Suara Allah terdengar sangat bergejolak di antara murka yang adil dan kasih yang tak bisa dipadamkan, "Bagaimana mungkin Aku mengabaikan engkau, hai Efraim, menyerahkan engkau, hai Israel? ... Hati-Ku berbalik dalam diri-Ku, dan belas kasihan-Ku serentak bangkit." (11:8). Pertanyaan di atas lahir dari hati seorang Bapa yang dikhianati, tetapi masih tetap mengasihi. Ayat-ayat ini membuka rahasia terdalam dari relasi Allah dengan umat-Nya: Murka-Nya dilandasi oleh kasih, bukan tanpa dasar. Walaupun Israel dibandingkan dengan Adma dan Zeboim, kota-kota yang binasa bersama Sodom dan Gomora (Ulangan 29:23), Allah menegaskan bahwa Ia tidak akan mengulangi penghukumannya atas Israel (Hosea 11:9a). Kasih perjanjian-Nya yang kuat membuat Ia menahan murka agar tidak sampai memusnahkan. Dari perspektif biblika, sikap seperti ini menyingkapkan perbedaan Allah dengan manusia, "Sebab Aku ini Allah dan bukan manusia, Yang Kudus di tengah-tengahmu, ..." (11:9b). Manusia dikuasai emosi balas dendam, tetapi Allah menata murka-Nya dalam kekudusan kasih. Kekudusan-Nya tidak bisa berkompromi dengan dosa, namun kasih-Nya tidak pernah gagal. Inilah inti da‘at Elohim (pengenalan akan Allah yang sejati), yaitu memahami bahwa keadilan dan kasih tidak pernah bertentangan dalam diri Allah. Sebaliknya, keduanya bertemu dalam keputusan-Nya untuk tidak memusnahkan Israel, walaupun mereka pantas binasa.
Selanjutnya, ada janji pemulihan Allah, "Mereka akan mengikut TUHAN; Ia akan mengaum seperti singa" (11:10).
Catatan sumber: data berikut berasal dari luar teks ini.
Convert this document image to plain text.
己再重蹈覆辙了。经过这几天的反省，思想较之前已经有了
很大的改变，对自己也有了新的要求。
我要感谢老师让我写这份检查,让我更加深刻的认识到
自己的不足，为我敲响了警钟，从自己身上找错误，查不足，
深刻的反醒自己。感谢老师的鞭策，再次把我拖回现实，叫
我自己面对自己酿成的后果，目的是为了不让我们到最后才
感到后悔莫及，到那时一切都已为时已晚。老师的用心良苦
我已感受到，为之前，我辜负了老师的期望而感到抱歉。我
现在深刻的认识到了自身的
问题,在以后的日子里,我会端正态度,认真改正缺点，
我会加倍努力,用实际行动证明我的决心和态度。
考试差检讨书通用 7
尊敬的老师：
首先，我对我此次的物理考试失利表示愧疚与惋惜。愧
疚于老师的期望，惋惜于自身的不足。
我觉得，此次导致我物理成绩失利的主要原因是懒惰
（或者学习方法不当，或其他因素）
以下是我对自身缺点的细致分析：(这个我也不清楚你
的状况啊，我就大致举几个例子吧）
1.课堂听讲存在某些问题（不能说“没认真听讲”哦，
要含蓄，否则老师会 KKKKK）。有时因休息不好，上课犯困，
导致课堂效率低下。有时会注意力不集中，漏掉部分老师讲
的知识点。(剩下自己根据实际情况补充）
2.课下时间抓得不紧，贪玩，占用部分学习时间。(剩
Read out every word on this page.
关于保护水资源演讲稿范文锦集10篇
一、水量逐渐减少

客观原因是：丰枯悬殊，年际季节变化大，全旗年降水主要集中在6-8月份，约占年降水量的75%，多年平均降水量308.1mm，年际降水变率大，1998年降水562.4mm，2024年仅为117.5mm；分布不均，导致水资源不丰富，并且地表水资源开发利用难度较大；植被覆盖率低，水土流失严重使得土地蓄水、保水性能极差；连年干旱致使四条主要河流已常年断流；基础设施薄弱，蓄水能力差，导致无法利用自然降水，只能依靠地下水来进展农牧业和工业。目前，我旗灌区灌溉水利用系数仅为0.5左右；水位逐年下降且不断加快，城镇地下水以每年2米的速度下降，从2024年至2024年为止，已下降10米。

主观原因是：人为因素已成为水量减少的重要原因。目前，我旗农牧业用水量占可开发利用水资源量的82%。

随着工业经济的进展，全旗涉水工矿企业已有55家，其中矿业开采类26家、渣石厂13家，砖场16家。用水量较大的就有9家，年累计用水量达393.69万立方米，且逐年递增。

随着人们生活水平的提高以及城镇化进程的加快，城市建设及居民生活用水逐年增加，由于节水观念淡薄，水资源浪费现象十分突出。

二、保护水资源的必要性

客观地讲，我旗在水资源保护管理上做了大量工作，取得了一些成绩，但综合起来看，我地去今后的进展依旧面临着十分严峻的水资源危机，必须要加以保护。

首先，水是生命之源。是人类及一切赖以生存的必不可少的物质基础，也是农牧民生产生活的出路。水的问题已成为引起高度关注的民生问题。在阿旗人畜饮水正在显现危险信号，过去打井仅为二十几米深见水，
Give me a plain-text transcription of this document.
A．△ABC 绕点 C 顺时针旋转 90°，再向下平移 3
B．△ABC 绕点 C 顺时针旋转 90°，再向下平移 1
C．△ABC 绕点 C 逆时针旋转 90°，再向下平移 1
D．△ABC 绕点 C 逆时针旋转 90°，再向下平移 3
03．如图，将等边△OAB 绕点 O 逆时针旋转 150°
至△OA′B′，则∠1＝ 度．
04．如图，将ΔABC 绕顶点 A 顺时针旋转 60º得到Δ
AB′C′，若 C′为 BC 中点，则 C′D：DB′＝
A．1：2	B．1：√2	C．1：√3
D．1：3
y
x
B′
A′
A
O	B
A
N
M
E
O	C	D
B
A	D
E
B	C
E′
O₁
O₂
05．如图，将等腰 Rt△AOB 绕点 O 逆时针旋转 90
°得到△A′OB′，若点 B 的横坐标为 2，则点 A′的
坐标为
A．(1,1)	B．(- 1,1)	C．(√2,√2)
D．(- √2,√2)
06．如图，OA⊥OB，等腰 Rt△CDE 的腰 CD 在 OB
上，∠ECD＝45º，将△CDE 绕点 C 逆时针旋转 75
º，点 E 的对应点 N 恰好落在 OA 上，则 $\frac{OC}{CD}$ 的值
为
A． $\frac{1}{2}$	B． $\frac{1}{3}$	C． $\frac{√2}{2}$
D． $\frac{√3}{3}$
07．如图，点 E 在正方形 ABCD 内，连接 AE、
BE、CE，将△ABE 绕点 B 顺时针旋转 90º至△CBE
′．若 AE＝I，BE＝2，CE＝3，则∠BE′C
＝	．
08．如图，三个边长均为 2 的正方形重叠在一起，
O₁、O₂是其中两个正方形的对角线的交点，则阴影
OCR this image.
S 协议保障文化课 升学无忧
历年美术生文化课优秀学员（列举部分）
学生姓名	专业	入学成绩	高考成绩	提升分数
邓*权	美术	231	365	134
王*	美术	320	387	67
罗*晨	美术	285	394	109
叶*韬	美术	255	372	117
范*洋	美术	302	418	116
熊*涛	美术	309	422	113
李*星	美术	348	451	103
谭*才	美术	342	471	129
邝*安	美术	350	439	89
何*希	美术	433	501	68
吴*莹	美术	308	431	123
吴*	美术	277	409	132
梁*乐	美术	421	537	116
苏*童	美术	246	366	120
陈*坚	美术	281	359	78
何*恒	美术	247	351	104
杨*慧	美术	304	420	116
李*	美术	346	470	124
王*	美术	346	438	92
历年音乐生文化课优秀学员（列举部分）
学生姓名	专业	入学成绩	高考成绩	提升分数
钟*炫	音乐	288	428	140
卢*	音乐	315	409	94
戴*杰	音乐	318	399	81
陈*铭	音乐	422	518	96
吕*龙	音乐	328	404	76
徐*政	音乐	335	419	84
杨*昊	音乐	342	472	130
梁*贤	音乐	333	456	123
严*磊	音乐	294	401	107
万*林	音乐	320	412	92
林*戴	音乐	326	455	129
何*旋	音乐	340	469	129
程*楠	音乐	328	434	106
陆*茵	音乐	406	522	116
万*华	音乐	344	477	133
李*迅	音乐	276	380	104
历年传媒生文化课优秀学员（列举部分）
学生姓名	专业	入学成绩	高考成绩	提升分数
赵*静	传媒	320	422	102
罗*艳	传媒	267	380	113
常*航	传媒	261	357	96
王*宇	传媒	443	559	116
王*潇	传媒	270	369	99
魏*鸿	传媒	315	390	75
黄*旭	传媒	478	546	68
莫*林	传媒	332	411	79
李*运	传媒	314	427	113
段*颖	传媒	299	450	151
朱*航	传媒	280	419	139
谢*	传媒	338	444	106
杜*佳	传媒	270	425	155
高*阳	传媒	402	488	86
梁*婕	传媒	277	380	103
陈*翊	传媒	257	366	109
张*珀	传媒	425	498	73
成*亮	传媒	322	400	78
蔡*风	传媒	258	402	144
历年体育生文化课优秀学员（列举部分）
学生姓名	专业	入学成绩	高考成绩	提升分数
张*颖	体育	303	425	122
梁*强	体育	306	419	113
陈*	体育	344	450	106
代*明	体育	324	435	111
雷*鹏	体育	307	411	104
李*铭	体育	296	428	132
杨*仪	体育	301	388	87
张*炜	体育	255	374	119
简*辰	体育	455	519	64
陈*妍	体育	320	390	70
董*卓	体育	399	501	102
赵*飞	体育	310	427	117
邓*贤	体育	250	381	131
Gambaran auman singa ini bukan sekadar murka, tetapi suara panggilan Allah yang penuh kuasa dan tidak terbantahkan saat mengumpulkan umat-Nya yang tercerai-berai. Gambaran singa biasanya mengerikan. Akan tetapi, kali ini, suara singa adalah panggilan kasih yang memikat, bukan mengancam. Allah yang berdaulat memanggil umat-Nya agar kembali dengan tarikan kasih yang tak tertahankan. Gambaran "anak-anak akan datang dengan gemetar dari barat" (11:10–11) menunjuk pada pemulangan umat yang tercerai-berai. Allah akan menjadi tempat perteduhan, bukan musuh.
Dosa itu menyakitkan hati Allah dan konsekuensinya serius. Akan tetapi, kasih Allah lebih besar daripada hukuman-Nya. Ia memilih untuk memulihkan, bukan melenyapkan. Pengenalan sejati akan Allah menuntun kita untuk hidup dengan iman yang penuh rasa syukur dan hormat, bukan ketakutan yang buta. Klimaks kasih Allah yang bergolak ada di salib Kristus, tempat murka dan kasih bertemu serta penghukuman dan pemulihan berpadu. Oleh karena itu, respons kita bukan hidup sembrono, tetapi mengikuti panggilan kasih-Nya dengan penuh kerendahhatian. Apakah Anda meremehkan dosa yang melukai hati Allah atau Anda sudah ditawan oleh kasih Kristus yang memulihkan?